- Directed by: Flóra Anna Buda
- Written by: Flóra Anna Buda
- Produced by: Emmanuel-Alain Raynal Pierre Baussaron Péter Benjámin Lukács Gábor Osváth
- Starring: Natasa Stork Ádám Fekete Franciska Farkas Simon Szabó
- Production companies: Miyu Productions Boddah
- Release date: 2023;
- Running time: 11 minutes
- Countries: France Hungary

= 27 (film) =

27 is a 2023 French-Hungarian animated short film directed by Flóra Anna Buda.

== Plot ==
Alice seeks refuge in her dreams, using them as an escape from her stifling everyday existence. Today, she is turning 27 years old, and she still lives with her parents. After taking psychedelics at a party on a factory roof, she falls off her bike on her way home.
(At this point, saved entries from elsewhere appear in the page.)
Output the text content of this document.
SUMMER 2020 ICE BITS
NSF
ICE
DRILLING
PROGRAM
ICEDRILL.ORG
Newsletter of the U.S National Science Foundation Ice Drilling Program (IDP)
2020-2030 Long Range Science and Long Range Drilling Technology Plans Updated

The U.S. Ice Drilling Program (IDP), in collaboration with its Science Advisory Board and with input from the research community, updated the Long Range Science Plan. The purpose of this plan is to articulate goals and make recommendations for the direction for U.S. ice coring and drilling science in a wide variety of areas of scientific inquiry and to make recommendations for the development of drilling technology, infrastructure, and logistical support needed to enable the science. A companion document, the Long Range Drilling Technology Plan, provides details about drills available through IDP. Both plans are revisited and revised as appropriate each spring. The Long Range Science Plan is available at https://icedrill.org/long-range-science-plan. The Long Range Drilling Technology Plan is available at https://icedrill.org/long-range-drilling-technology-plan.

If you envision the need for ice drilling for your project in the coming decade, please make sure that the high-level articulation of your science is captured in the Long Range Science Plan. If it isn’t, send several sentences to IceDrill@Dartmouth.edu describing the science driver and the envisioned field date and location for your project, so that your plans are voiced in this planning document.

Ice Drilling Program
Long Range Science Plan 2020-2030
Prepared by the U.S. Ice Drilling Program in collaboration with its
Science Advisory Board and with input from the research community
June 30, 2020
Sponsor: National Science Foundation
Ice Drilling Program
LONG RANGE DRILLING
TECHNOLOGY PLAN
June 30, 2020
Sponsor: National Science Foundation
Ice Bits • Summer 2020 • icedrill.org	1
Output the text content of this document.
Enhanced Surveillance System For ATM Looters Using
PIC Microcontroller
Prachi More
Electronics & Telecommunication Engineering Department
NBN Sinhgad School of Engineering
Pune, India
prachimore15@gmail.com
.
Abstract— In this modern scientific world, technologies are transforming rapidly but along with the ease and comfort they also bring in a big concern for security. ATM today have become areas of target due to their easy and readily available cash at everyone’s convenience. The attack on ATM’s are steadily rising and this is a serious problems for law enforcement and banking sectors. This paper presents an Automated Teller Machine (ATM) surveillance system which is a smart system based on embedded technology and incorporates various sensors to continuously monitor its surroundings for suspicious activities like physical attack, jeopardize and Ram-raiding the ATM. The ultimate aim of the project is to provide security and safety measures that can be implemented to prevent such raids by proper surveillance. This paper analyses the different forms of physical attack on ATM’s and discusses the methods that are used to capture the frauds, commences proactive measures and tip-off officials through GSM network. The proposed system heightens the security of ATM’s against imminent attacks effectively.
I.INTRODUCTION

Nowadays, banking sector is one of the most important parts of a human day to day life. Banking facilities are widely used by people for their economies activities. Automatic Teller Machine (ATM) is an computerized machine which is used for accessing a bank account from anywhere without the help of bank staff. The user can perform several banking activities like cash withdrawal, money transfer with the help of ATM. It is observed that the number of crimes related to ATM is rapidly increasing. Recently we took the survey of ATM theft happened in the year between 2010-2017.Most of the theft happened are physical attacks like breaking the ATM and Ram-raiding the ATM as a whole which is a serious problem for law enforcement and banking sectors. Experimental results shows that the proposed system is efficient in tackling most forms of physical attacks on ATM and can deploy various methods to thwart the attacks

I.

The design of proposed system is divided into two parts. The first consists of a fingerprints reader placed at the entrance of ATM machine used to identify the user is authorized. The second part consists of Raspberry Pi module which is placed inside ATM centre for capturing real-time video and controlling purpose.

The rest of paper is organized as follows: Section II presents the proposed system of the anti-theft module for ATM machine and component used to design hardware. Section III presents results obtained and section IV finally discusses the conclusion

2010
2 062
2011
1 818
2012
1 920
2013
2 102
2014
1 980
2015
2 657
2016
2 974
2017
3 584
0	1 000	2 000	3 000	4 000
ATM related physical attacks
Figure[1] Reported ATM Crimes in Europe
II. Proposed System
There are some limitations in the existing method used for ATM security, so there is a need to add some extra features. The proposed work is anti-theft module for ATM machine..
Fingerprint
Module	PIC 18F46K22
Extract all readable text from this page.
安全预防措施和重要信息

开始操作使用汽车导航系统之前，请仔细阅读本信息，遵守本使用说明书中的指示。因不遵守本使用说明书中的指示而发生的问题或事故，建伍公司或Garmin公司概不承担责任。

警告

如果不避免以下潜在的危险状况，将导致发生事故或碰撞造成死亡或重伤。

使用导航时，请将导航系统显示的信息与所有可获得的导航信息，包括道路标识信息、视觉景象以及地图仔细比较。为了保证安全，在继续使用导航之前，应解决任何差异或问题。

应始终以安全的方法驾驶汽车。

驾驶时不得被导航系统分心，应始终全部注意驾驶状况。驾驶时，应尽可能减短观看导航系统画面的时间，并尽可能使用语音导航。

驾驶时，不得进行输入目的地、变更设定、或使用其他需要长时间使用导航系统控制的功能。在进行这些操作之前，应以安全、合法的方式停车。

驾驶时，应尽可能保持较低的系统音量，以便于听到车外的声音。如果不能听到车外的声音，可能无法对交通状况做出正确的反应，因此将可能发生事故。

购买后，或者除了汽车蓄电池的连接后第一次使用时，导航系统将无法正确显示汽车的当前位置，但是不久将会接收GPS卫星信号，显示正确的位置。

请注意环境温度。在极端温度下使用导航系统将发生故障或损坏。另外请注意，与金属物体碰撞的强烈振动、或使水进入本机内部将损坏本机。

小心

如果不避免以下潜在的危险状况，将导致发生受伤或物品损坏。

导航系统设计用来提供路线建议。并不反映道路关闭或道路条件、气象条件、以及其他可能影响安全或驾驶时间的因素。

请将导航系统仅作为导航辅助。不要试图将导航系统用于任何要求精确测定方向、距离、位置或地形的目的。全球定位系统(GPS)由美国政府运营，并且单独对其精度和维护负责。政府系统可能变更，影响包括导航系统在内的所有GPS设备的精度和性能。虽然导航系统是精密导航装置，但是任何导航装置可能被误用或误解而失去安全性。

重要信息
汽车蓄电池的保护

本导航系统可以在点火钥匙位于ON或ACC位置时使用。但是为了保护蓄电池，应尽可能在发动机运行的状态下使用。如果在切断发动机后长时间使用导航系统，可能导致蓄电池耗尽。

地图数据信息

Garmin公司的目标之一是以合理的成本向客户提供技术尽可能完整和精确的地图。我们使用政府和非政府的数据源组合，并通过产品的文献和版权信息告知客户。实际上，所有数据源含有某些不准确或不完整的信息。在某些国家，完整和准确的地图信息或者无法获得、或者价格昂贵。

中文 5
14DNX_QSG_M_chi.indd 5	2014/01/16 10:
Injured and hungover, she is forced to face the realities of her life in the city.

== Production ==
Buda, the writer, director and production designer of the film, has spoken publicly about the autobiographical element in her film, and her intentions to open up conversations about the struggle of young people due to the housing crisis in her home country, Hungary.

== Reception ==
Since its release, the film has been selected in various festivals around the world:

Year: Festivals; Award/Category; Status
2023: Cannes Film Festival; Palme d'Or for Best Short Film; Won
Queer Palm for Best Short Film: Nominated
Sarajevo Film Festival: Heart of Sarajevo Award for Best Short Film; Won
Melbourne International Film Festival: Best Animation Short Film; Won
Annecy International Animation Festival: Cristal Award for Best Short Film; Won
Animasyros: Grand Prix; Won
2024: Sundance; Official Selection; Nominated
2026: International Cycling Film Festival; Goldene Kurbel for Best Film; Won

== Accolades ==
The 11-minute short premiered at the 2023 Cannes Film Festival, where it won the Palme d'Or Award for Best Short Film.
The film also won the Cristal Award for Best Short at the 2023 Annecy International Animation Film Festival.

27 has been featured in a number of international film festivals, such as the Toronto International Film Festival, Telluride Film Festival, the Sarajevo Film Festival and the Melbourne International Film Festival. The film is also in the official selection for the 2024 César Awards.